Pool- und Privatärzte sollen Vertragsärzte vertreten

Die zweite Stufe des Sicherstellungskonzepts sieht darüber hinaus die Akquise von Pool- und Privatärzt­en für eine Vertretung in Vertragsarztpraxen und im Notdienst vor. Ärzte aus dem Portal für Impfärzte sollen für diese Vertretung hingegen nicht vermittelt werden, um den Fort­schritt der Impfkampagne nicht zu gefährden. Außerdem soll die ARZ mit einem ärztlichen Hintergrund­dienst besetzt werden, „um Kontakte in den Praxen und den Notdienstpraxen zu verringern“, erläuterte Spelmeyer.
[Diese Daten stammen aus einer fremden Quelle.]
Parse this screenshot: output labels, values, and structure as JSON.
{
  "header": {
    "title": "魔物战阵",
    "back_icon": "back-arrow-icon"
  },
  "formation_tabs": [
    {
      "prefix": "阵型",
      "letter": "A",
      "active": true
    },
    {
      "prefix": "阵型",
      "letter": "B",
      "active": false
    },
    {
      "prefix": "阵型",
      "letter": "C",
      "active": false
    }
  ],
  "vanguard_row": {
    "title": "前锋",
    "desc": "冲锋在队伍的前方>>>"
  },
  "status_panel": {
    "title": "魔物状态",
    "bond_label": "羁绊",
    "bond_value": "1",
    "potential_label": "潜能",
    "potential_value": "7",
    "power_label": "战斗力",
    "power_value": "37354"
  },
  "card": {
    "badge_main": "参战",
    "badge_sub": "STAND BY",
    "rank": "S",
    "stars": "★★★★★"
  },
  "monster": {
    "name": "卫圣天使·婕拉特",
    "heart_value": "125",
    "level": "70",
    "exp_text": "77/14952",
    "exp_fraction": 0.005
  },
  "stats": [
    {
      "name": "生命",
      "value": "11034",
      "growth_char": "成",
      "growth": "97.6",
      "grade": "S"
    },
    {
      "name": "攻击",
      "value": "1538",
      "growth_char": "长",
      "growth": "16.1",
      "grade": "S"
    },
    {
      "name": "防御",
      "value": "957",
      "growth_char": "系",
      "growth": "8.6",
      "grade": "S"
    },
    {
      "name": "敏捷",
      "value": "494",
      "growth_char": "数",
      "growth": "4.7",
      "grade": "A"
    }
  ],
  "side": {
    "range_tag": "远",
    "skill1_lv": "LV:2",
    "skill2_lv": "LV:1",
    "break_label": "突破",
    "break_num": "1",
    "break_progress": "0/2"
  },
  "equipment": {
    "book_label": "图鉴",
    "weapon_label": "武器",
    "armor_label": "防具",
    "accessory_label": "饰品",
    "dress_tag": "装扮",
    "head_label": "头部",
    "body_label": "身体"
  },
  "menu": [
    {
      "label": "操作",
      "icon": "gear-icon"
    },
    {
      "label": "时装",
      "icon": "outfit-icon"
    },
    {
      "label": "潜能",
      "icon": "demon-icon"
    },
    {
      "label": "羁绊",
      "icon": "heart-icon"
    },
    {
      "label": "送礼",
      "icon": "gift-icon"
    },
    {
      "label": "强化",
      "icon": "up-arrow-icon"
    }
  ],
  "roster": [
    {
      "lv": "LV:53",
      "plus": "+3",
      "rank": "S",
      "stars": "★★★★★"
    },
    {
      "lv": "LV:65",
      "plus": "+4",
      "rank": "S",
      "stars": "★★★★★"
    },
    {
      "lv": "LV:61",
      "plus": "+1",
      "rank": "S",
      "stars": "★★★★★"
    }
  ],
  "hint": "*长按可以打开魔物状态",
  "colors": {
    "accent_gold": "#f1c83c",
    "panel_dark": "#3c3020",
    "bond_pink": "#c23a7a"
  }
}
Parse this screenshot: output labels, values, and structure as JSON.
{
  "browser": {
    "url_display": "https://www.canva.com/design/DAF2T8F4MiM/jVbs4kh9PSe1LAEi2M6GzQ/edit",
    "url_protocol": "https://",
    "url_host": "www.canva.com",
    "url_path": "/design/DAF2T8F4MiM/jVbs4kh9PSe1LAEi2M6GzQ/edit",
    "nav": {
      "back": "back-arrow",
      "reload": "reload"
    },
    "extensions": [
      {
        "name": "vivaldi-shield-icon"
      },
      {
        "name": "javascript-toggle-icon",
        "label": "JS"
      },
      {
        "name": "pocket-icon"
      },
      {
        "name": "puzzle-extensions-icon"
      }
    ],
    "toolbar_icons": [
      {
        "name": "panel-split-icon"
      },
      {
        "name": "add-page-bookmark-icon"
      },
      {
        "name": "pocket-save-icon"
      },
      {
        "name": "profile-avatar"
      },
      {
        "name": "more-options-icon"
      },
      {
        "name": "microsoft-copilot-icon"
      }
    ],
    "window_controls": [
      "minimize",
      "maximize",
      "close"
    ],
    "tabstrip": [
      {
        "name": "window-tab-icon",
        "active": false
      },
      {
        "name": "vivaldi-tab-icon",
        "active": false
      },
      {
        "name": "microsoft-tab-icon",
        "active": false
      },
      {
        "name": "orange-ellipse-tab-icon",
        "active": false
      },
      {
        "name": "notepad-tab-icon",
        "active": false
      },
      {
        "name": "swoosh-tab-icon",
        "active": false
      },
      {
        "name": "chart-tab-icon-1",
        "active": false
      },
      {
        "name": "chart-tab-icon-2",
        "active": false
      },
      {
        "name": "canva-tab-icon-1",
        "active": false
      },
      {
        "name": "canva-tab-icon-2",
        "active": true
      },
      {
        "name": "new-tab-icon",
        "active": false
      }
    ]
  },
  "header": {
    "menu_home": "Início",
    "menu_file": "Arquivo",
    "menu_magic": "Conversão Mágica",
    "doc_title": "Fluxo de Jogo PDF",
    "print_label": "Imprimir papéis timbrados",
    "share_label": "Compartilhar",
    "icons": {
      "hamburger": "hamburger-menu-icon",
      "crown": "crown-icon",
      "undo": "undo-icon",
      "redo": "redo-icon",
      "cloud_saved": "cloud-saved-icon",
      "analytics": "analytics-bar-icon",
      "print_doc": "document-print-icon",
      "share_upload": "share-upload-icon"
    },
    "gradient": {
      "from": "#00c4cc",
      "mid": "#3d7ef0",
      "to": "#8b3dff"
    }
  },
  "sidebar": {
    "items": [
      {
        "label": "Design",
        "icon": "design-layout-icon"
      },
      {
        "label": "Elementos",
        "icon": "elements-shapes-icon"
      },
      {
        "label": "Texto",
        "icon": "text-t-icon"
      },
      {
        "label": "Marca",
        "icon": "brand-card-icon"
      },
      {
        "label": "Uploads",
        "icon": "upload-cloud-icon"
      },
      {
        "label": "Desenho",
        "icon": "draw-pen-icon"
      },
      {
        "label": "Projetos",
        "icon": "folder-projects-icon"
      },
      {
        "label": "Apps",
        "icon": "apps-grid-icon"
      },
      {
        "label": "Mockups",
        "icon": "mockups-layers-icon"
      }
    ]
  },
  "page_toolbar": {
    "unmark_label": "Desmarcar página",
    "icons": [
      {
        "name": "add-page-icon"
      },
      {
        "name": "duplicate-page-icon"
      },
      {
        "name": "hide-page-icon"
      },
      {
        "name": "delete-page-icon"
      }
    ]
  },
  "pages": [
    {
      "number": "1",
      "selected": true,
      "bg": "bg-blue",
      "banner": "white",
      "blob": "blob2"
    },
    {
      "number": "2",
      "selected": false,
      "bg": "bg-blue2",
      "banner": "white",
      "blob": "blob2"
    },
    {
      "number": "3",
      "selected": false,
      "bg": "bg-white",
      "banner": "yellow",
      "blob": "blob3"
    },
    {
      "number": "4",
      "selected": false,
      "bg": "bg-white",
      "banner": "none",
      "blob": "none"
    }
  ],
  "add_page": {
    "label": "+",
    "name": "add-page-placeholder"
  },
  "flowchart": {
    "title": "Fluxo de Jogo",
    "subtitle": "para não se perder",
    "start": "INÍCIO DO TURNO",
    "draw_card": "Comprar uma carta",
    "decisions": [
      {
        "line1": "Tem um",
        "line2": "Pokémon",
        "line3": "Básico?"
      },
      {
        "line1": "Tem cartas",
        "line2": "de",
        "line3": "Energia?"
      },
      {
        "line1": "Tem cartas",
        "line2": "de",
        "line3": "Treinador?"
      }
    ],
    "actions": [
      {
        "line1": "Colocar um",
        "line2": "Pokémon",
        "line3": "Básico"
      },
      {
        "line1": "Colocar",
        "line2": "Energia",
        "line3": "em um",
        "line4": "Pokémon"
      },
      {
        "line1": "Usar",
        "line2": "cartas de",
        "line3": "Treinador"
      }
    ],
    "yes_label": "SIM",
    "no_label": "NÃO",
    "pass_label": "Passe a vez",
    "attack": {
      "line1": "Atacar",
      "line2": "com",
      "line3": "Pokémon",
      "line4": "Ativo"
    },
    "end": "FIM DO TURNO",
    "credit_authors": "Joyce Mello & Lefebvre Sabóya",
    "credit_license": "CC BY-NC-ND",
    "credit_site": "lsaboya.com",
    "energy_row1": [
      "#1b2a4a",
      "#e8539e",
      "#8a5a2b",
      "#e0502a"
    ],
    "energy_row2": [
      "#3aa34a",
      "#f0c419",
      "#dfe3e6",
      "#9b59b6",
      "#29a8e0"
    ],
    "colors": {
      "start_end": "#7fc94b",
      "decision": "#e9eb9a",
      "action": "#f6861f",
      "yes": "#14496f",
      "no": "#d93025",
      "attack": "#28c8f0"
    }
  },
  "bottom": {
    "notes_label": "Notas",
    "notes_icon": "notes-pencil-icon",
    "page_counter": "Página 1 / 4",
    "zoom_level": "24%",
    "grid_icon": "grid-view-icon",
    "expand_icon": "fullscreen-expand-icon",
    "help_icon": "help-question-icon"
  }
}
Die dritte Stufe des Konzepts sei auf Wunsch der KVNO aufgenommen worden. Sie sieht die Prüfung und Planung weiterer Maßnahmen zur Entlastung der Krankenhäuser durch das NRW-Gesundheitsministe­rium vor. „Wir sind der Auffassung, dass uns das nicht weiterbringt“, betonte der KVWL-Chef.